Most notably, one of the more surprising omissions of the campaign so far looks to have been corrected without any public fanfare. Deb Higgins' original web page was remarkably weak in both style and substance for one of the political veterans in the race - and its replacement with first an error message and then a placeholder didn't do much to ease any concerns. But Higgins' full site has finally gone live, featuring all of the elements (a simple donation process, event and policy information, etc.) which were sorely lacking in her campaign's first design.

And in turn, Higgins' campaign theme has also been unveiled: "True Commitment. Real Leadership." Like the other most recent development in Higgins' campaign, the slogan looks innocuous on its surface, but figures to highlight a weakness in Dwain Lingenfelter's campaign even without offering up any direct criticism.

Remember that Higgins' political funding proposal criticized the influence of "Alberta's corporate elite" on Saskatchewan politics - referring directly to Brad Wall's Calgary fund-raising, but with at least an underlying inference that Lingenfelter carries some of the same problem. Likewise, the inclusion of "commitment" in her theme does more than just highlight a strength for Higgins based on her record of service within the NDP: it also creates an implicit contrast based on Lingenfelter's time out of province, not to mention the seemingly remote odds that he'd run for the party if his leadership campaign proves unsuccessful.

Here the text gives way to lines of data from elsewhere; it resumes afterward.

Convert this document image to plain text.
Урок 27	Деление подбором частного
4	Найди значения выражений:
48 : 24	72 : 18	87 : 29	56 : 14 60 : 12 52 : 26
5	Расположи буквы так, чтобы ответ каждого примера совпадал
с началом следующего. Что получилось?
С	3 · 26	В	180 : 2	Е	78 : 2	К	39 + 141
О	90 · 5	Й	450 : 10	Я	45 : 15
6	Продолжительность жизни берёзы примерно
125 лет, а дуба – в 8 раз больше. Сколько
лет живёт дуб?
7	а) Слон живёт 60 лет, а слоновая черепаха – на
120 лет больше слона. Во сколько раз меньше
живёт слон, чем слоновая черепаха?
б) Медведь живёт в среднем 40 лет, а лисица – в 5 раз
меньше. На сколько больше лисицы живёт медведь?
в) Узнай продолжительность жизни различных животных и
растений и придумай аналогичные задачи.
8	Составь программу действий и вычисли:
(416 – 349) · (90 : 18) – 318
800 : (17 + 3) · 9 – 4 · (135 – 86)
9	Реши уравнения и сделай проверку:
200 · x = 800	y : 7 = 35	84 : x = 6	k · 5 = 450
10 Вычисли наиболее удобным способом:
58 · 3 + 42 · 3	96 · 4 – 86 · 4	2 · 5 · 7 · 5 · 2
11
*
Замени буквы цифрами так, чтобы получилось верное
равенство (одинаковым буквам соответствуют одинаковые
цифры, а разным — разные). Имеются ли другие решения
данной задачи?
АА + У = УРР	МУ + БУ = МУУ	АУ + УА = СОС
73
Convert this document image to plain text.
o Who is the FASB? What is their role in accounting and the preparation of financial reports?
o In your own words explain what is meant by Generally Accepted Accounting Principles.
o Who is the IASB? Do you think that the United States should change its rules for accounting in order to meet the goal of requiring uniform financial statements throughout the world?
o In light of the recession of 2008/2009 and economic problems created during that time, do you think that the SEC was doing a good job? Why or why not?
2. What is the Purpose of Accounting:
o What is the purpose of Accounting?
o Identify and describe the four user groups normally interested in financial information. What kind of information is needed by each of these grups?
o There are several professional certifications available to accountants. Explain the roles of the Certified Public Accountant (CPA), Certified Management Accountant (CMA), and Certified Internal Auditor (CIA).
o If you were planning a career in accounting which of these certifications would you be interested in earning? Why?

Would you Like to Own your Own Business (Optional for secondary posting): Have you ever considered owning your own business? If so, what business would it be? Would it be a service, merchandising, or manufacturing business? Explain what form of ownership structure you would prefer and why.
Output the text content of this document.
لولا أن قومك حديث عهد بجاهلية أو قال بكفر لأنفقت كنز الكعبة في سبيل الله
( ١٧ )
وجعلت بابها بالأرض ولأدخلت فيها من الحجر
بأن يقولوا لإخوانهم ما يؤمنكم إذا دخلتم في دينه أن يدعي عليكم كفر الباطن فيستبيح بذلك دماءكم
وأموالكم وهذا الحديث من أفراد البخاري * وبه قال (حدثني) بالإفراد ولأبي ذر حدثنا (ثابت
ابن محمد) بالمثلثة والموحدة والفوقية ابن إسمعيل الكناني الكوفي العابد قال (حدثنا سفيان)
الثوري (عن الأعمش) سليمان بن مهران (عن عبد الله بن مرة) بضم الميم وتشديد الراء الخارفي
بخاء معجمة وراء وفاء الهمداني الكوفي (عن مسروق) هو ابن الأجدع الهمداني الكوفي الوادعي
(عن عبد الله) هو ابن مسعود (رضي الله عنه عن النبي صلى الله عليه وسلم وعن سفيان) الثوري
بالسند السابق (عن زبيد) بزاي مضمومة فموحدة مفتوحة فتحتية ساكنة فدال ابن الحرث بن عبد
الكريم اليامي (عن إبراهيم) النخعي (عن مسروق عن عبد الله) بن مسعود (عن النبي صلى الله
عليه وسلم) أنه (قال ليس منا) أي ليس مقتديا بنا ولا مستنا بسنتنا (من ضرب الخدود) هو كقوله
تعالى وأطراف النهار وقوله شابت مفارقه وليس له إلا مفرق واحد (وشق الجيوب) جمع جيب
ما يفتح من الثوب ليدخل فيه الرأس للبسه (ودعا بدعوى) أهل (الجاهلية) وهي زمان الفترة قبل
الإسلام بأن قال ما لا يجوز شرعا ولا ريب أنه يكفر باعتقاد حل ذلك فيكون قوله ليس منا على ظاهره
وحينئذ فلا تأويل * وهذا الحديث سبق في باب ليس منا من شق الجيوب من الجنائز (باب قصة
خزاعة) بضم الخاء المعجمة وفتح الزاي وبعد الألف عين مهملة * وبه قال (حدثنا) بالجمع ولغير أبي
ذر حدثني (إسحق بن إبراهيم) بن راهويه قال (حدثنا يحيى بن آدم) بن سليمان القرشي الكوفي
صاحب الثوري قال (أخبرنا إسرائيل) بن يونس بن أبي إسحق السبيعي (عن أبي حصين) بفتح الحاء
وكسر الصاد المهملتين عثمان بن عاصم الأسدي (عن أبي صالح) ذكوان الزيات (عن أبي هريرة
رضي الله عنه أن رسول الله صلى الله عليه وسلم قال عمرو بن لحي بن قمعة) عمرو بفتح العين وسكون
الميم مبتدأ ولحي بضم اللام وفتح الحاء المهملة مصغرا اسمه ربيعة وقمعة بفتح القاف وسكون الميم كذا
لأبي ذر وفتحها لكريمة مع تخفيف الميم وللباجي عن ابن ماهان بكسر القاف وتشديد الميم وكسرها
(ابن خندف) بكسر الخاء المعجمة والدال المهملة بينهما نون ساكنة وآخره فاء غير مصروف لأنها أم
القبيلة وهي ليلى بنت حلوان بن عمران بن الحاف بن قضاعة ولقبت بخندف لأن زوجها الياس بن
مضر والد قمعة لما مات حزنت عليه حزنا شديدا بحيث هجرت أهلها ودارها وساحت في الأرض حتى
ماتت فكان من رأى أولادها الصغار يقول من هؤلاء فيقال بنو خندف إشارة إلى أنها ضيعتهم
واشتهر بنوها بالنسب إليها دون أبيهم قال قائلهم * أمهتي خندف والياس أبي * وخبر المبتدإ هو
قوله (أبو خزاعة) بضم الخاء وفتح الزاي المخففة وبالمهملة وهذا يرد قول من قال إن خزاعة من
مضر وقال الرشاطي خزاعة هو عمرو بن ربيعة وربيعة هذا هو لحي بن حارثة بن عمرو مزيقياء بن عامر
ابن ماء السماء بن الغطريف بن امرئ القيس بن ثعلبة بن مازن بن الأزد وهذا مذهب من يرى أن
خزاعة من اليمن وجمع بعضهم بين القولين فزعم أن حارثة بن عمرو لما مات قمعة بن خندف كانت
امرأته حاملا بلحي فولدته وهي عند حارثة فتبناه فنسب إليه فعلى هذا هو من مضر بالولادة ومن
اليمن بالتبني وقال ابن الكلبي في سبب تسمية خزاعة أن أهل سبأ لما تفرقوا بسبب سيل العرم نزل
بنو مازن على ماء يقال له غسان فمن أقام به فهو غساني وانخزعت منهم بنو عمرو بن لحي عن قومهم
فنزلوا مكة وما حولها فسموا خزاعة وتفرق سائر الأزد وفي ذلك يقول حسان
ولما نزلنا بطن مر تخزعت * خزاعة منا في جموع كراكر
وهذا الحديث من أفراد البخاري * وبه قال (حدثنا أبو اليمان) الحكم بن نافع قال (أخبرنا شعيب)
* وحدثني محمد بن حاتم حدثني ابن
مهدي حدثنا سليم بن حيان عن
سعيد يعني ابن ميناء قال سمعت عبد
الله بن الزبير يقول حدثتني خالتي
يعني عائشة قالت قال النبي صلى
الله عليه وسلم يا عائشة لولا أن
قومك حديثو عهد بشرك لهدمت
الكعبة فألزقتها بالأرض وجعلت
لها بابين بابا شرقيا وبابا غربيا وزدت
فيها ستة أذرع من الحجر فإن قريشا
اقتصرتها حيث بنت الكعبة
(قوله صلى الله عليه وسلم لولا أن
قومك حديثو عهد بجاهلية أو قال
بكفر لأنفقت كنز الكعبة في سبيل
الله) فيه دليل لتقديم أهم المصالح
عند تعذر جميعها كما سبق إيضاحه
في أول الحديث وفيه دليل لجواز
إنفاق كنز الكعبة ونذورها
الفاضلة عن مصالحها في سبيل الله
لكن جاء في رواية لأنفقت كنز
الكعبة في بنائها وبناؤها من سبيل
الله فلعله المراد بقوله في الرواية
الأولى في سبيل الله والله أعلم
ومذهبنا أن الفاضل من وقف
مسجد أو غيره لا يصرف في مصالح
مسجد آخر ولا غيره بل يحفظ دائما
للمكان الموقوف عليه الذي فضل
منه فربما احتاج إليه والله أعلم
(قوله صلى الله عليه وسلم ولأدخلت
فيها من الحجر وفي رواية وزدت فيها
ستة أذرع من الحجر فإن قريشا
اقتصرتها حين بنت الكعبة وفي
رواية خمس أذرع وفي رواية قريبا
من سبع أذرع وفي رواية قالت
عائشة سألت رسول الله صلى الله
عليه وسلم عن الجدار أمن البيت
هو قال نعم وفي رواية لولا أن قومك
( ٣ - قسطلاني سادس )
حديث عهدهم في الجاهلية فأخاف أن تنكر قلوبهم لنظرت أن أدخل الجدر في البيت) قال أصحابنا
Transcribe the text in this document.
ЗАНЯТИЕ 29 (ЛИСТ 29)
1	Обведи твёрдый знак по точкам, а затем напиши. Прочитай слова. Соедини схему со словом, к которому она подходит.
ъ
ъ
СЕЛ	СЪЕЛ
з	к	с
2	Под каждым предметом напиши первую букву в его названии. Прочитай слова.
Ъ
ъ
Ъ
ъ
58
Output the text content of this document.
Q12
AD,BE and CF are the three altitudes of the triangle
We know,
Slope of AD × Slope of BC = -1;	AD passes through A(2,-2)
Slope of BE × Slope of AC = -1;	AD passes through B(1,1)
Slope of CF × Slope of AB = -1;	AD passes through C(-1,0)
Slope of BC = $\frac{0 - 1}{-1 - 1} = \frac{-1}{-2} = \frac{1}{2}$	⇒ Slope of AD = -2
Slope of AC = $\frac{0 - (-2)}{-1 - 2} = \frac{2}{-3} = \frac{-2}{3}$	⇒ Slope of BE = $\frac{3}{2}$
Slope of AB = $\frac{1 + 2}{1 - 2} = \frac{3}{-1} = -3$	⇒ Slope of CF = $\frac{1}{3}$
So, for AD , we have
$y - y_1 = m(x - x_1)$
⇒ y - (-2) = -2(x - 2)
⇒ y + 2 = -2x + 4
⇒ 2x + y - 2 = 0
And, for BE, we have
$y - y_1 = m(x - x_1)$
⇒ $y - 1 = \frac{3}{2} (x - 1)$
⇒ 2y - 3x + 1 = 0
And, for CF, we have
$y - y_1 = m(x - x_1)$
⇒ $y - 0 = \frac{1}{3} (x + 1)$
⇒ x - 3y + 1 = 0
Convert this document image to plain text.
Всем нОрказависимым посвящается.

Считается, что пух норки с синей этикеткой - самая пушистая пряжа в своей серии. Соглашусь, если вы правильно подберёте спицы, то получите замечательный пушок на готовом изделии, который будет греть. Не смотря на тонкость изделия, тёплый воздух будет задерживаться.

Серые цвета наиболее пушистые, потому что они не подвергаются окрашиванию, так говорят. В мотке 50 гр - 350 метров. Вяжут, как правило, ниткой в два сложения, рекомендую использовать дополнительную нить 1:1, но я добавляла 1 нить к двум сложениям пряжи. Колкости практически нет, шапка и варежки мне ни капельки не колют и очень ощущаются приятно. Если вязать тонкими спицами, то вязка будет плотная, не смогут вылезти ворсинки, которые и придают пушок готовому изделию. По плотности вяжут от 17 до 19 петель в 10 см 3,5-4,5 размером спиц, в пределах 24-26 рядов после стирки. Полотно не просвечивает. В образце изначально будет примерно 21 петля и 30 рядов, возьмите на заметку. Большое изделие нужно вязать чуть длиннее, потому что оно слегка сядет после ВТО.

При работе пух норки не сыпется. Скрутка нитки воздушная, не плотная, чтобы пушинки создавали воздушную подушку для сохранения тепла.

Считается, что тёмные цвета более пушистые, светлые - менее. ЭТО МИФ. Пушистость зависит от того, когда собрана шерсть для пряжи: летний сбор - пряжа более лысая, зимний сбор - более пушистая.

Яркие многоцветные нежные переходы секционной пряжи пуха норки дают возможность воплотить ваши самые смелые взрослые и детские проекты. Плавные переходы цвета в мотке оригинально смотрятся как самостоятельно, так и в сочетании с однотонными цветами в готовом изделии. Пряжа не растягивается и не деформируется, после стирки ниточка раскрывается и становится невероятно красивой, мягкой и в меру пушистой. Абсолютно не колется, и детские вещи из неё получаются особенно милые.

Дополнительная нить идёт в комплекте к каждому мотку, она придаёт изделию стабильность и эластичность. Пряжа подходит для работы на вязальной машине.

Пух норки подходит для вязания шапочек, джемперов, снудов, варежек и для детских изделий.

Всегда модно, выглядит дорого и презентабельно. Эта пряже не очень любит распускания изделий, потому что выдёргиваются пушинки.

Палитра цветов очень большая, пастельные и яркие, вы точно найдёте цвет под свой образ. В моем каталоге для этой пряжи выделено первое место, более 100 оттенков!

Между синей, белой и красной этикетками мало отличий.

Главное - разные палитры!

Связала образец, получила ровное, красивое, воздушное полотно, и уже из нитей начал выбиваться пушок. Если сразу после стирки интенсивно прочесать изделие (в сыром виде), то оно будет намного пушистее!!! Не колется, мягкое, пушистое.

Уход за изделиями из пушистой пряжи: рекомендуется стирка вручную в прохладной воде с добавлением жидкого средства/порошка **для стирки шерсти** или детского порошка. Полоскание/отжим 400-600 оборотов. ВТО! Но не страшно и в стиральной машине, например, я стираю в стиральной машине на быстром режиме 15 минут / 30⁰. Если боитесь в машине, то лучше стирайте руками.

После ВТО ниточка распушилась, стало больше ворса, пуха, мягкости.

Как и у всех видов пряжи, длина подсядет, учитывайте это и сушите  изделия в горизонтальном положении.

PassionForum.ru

Coming on the heels of the similarly implicit criticism of Lingenfelter's original plan for a northern forum in the announcement of a joint event by Ryan Meili and Yens Pedersen, it seems clear that while Lingenfelter's opponents are being careful about opening up any irreparable chasms within the party, they're not going to be shy about pointing out Lingenfelter's possible downsides as a means of drawing in support. And with perhaps the most important month of the campaign about to begin, it'll be extremely interesting to see how much further the candidates and their supporters end up going over the next few weeks.